Best Thing I've Read Today

Jason Linkins nails it with his media analysis of why "Meet The Press" won't be any better with Chuck Todd as moderator than it's done with David Gregory in that role...

As I've previously explained, none of these Sunday shows get impressive ratings as a general rule. And that's because their audience is basically limited to three groups of people: Beltway insiders, really old people, and people who have become immobilized on a semi-permanent basis and are thus unable to reach their remote controls and change the channel.
Then Linkins compares "Meet The Press" with the newest Sunday topical show, which just happens to be hosted by a comedian on HBO...
One of the best things that has happened to broadcast news this year is the advent of HBO's new show, "Last Week Tonight." "Last Week Tonight" was advertised in a shaggy-dog sort of way, with its host -- former Daily Show correspondent and fill-in host John Oliver -- explaining what a poor job the show was going to do at keeping up with the newscycle and reporting the news. Then it debuted, and instantly demonstrated that what they'd always intended was to do a better job then everyone else. (The fact that it is, technically, a "Sunday show" is not a coincidence.)

The speed with which "Last Week Tonight" has surpassed nearly all comers in terms of quality should really alarm people. It explains without being condescending. It gets "inside" the story without fronting like an "insider." It treats the audience as people who are capable of handling the material, while remaining concerned enough about the matter to show its audience things they don't already know. And then they really report the facts that have remained occluded. This is one of those enterprises where the secret, hidden information is actual information and not some pundit's exercise in counter-intuition.

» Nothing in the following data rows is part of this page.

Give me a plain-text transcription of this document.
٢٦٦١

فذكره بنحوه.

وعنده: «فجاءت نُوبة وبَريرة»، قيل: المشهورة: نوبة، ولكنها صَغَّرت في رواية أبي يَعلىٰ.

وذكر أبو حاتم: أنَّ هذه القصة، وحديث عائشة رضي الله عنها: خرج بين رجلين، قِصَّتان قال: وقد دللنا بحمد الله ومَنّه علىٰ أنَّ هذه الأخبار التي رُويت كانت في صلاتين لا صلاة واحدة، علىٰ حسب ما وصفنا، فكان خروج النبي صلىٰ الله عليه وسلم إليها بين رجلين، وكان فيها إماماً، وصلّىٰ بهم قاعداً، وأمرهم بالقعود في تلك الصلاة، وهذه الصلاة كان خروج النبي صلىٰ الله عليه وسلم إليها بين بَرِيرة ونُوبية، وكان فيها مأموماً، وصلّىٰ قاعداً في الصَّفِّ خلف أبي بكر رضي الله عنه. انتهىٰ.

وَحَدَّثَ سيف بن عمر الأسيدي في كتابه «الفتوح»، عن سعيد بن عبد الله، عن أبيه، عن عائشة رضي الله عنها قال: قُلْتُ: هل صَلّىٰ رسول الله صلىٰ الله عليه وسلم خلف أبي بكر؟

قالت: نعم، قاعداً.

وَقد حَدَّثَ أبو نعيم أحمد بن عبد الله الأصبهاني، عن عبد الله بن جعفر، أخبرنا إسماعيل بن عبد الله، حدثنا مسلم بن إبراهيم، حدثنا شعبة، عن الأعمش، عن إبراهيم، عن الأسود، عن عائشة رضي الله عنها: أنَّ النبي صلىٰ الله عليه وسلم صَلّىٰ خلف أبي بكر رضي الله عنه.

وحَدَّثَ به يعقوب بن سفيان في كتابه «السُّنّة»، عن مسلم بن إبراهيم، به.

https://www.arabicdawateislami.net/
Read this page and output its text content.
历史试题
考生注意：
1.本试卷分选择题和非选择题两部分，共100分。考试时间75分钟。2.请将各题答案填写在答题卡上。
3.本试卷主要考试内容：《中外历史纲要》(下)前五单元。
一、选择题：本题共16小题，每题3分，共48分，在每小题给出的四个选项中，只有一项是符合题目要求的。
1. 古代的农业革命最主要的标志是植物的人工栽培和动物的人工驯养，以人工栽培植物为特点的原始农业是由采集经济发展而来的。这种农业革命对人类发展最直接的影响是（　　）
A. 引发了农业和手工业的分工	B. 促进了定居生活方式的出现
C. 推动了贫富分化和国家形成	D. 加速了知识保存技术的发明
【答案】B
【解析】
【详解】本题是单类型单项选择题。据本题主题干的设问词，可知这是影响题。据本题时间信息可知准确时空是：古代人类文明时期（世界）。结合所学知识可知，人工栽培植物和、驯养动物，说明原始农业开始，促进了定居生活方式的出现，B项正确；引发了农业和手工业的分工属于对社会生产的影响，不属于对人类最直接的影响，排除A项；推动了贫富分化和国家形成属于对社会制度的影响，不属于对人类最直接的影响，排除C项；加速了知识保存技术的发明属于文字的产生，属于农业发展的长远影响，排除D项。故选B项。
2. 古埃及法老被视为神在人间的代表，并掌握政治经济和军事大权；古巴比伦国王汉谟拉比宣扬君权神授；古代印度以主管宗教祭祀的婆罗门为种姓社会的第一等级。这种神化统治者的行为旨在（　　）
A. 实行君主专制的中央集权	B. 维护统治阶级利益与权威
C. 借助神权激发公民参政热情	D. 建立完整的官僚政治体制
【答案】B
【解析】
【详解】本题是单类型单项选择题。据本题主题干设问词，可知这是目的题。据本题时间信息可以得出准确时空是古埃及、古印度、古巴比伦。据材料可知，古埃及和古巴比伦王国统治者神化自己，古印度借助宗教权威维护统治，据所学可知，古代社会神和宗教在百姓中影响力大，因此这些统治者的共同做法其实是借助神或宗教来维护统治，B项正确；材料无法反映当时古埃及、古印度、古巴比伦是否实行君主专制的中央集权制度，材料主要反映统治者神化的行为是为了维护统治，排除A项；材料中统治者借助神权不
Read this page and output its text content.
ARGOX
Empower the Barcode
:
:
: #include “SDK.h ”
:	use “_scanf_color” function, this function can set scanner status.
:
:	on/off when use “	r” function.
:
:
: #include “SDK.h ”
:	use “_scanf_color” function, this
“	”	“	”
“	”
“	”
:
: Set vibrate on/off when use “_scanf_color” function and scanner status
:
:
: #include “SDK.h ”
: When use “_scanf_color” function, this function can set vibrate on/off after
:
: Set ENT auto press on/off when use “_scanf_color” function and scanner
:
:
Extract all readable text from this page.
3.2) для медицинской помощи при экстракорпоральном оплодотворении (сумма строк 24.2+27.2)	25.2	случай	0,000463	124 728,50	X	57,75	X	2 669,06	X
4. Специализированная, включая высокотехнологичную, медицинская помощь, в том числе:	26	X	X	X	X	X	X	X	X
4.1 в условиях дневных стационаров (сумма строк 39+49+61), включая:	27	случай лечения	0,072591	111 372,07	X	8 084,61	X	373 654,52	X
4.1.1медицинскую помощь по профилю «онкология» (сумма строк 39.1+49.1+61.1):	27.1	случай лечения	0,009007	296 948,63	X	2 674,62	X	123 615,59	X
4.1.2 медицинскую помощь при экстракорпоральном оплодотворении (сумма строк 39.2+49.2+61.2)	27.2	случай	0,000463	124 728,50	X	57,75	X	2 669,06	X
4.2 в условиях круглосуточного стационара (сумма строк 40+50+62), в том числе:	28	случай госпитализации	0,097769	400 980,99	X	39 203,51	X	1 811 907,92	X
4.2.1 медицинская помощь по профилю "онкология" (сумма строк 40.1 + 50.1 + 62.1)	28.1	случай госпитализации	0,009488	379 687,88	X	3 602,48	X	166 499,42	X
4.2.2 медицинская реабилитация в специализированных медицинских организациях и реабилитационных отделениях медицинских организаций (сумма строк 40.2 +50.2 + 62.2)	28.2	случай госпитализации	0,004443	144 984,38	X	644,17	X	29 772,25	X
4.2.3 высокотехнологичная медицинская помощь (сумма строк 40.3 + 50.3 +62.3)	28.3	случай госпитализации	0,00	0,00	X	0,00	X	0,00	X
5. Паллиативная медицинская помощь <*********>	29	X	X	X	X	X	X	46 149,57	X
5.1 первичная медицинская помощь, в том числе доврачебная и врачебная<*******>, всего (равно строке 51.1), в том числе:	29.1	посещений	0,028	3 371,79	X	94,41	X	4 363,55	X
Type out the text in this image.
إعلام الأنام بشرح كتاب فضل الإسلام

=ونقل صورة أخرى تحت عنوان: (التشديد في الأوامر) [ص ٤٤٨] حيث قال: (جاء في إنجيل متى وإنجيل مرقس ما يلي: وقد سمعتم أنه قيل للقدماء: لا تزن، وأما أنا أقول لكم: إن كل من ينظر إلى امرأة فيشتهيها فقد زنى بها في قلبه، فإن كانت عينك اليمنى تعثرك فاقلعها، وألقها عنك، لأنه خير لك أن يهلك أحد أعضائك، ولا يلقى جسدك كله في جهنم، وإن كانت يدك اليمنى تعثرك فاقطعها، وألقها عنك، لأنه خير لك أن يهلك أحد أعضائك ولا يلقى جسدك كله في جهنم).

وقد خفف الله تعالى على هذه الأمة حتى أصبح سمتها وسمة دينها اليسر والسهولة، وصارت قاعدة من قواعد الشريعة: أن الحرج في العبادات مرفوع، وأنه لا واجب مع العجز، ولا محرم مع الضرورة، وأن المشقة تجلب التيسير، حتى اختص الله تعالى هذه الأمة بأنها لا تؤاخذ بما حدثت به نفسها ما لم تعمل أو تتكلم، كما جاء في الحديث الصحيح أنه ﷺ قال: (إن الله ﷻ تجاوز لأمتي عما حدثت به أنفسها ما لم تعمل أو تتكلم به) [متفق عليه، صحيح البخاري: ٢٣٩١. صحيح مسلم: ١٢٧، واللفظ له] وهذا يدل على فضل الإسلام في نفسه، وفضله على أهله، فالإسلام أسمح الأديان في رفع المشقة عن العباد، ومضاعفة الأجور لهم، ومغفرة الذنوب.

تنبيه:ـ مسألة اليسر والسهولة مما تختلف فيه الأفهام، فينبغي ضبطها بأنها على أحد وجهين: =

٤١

Of course, it helps that "Last Week Tonight" is also screamingly funny. This is something that "Meet The Press" would definitely be better off never, ever attempting, ever. But it's not jokes that that are getting people to stick around and watch 16 minutes on nutrition supplements. It's the purpose. It's the fact that the show wanted to have a point. It's the fact that the producers and writers and host visibly put in the work. And it's the fact that they convincingly demonstrate real respect and genuine concern for their audience, instead of trying to get over by posing as an "insider" operating under a veil of savviness.
Read Linkins' entire piece here.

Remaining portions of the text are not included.